Cook knew, though, that she’d have to drastically change her behavior. Worried that she’d blow it later if she couldn’t eat right, she began the restrictive postsurgery diet before her doctor reduced the size of her stomach and bypassed part of her intestine.

One by one, she had a last meal with her favorite foods — fish and chips, Coca-Cola, ice cream, mac and cheese, homemade carrot cake, Yorkshire pudding, a Bloomin’ Onion — as if they were dying, beloved relatives.

“This was the funeral for that food,” she said.

She lost 40 pounds before surgery and 150 more afterward. She’s still losing.

New Jersey Gov. Christie’s decision to have the laparoscopic adjustable gastric band or lap band has focused attention on weight-loss procedures. But experts and surgery veterans said patients still must change their ways.
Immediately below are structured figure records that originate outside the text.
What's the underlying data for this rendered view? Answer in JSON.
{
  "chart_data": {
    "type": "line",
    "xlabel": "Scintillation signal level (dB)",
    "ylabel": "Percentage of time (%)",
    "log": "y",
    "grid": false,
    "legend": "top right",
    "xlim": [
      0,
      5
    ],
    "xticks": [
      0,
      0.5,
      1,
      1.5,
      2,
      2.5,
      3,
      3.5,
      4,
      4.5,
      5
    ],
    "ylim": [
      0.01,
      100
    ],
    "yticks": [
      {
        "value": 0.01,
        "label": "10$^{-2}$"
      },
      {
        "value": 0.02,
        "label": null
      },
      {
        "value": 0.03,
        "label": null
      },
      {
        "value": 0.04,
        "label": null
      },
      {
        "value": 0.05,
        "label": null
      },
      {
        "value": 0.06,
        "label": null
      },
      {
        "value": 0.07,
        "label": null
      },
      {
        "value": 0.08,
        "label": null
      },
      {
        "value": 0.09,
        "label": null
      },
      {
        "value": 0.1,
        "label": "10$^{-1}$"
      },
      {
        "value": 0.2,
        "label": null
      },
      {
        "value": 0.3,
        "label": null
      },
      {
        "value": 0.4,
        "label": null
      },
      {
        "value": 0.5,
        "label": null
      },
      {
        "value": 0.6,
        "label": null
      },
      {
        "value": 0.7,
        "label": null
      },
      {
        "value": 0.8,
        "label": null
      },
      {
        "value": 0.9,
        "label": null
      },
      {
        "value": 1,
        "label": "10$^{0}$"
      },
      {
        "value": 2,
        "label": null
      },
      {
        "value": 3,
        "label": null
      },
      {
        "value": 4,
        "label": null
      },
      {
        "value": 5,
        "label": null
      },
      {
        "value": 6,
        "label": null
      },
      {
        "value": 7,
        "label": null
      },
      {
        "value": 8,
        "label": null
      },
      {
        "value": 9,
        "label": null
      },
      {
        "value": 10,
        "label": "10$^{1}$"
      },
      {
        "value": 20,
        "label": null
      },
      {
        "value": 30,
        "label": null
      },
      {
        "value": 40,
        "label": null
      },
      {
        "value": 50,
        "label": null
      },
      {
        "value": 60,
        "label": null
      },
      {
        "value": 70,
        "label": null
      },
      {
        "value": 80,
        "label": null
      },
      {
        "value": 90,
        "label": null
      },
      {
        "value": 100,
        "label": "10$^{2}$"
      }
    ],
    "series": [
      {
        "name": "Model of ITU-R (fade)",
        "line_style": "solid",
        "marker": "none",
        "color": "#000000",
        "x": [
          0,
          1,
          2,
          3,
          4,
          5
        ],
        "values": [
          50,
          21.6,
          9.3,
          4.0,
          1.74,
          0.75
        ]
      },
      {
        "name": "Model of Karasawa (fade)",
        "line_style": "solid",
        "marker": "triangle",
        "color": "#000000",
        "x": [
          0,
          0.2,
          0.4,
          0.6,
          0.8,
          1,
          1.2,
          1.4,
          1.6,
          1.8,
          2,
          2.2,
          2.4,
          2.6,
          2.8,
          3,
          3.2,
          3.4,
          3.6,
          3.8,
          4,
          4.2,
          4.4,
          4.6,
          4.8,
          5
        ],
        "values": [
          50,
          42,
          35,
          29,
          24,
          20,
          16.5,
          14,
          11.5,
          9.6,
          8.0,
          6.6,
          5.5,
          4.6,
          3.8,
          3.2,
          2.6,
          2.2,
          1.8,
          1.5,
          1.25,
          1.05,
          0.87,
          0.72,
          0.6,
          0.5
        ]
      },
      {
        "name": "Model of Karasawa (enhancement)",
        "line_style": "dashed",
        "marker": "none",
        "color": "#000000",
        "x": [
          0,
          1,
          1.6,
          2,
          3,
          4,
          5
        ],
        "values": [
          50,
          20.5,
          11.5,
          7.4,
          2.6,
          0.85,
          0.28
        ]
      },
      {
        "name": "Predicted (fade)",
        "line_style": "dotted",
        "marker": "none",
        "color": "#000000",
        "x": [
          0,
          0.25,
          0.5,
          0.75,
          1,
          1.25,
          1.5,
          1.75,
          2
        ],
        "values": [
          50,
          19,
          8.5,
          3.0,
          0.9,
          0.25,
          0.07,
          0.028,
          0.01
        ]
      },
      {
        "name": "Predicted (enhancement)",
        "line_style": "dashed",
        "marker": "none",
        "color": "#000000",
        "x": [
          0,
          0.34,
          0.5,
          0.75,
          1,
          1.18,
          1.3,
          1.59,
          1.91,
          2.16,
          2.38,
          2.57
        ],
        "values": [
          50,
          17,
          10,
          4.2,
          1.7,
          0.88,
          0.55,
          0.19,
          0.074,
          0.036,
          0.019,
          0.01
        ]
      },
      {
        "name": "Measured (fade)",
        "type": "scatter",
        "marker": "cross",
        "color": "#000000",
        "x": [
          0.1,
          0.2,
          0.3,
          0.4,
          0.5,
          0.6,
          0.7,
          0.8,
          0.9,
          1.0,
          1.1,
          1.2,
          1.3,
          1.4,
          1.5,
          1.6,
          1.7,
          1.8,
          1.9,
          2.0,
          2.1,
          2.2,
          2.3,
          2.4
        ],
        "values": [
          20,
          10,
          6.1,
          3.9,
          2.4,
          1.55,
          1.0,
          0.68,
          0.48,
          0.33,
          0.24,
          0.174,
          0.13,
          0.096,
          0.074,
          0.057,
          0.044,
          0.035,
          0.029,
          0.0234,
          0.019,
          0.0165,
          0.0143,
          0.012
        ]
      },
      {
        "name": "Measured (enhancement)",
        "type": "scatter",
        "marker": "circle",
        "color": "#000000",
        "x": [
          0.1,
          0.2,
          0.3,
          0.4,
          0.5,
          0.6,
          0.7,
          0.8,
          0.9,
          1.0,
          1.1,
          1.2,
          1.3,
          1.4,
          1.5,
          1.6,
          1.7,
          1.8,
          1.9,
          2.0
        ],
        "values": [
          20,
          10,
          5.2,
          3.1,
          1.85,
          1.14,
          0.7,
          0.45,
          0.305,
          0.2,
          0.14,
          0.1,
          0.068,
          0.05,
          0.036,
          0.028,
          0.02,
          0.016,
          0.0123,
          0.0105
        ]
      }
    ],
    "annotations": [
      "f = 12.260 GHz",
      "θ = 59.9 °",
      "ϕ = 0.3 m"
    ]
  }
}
“A lot of times people don’t focus on this and it’s probably the most important part,” said David Tichansky, director of minimally invasive and bariatric surgery at Thomas Jefferson University Hospital. “The surgery’s just a tool to help people stay on a diet, but it’s still a diet.”

The really successful patients also exercise intensely.

About 20 percent lose less than expected or regain weight, said David Sarwer, a University of Pennsylvania psychologist who counsels weight-loss surgery patients. “Most of the time, it’s more behavioral in nature,” he said. People return to the “eating behaviors that got them in trouble in the first place.”

In the lap-band procedure, a band filled with saline is wrapped around the upper part of the stomach. This forms a small pouch and restricts entry of food into the rest of the stomach, but doesn’t change digestion. Patients can “cheat” by eating soft, high-calorie foods.

It is becoming less popular, while sleeve gastrectomy is in ascendancy; surgeons staple the stomach vertically, reducing its size by 85 percent.

In gastric bypass, the size of the stomach is greatly reduced and it’s attached to the middle of the small intestine. This limits calorie absorption.

The duodenal switch, which is done less often, combines gastrectomy with a longer bypass.

All the procedures make patients feel full quickly. All but the lap band also reduce the release of hormones that signal hunger.

On average, patients lose the most with the bypasses and the least with the lap band. The band is reputed to have the most weight regain, but Sarwer said studies had been equivocal. It also produces the slowest weight loss.

Patients can undermine any of the operations by eating too much of the wrong foods.

Michelle Porter, a registered dietitian who works with weight-loss surgery patients at Jefferson, said patients’ diets are similar regardless of the procedure. They are to eat three small meals a day. By small, she means that each mea totals about 4 ounces or 1/2 cup. Three ounces of that should be lean protein. Many use protein supplements to meet daily requirements, and take vitamins.

They don’t drink fluids with meals and aren’t supposed to drink alcohol. It’s wasted calories, and the tiny meals make its effect more potent.

Jaime Ponce, president of the American Society for Metabolic and Bariatric Surgery, gives patients the rule of 20s: Chew each bite 20 times. Put the fork down for 20 seconds. Stop eating in 20 minutes.

Patients eat about 1,000 calories a day at one year after surgery, and a few hundred more daily after that.

Overeating can cause vomiting. Bypass patients who overeat or eat sugar risk “dumping syndrome,” which can give patients nausea and diarrhea.

The new way of eating changes patients’ relationship with food, and with friends and family. “It does kind of take their world and flip it upside down,” Porter said. “It’s not just a diet. It’s changing their life.”

Surgery patients said that over time, they’d gotten a little more relaxed about the rules. They felt they could eat whatever they wanted in very small quantities and didn’t deny themselves an occasional glass of wine. They’d learned to substitute walks or exercise classes for socializing over meals.

The patients and the pros think Christie has a shot at doing well — if he follows the rules. His job will make things challenging, but Tichansky said the governor’s power will help. If he asks for a smaller portion, he’ll probably get one. Even then, it will be too much food.

“Every restaurant in the country is going to give you a bigger portion than you’re supposed to eat,” he said.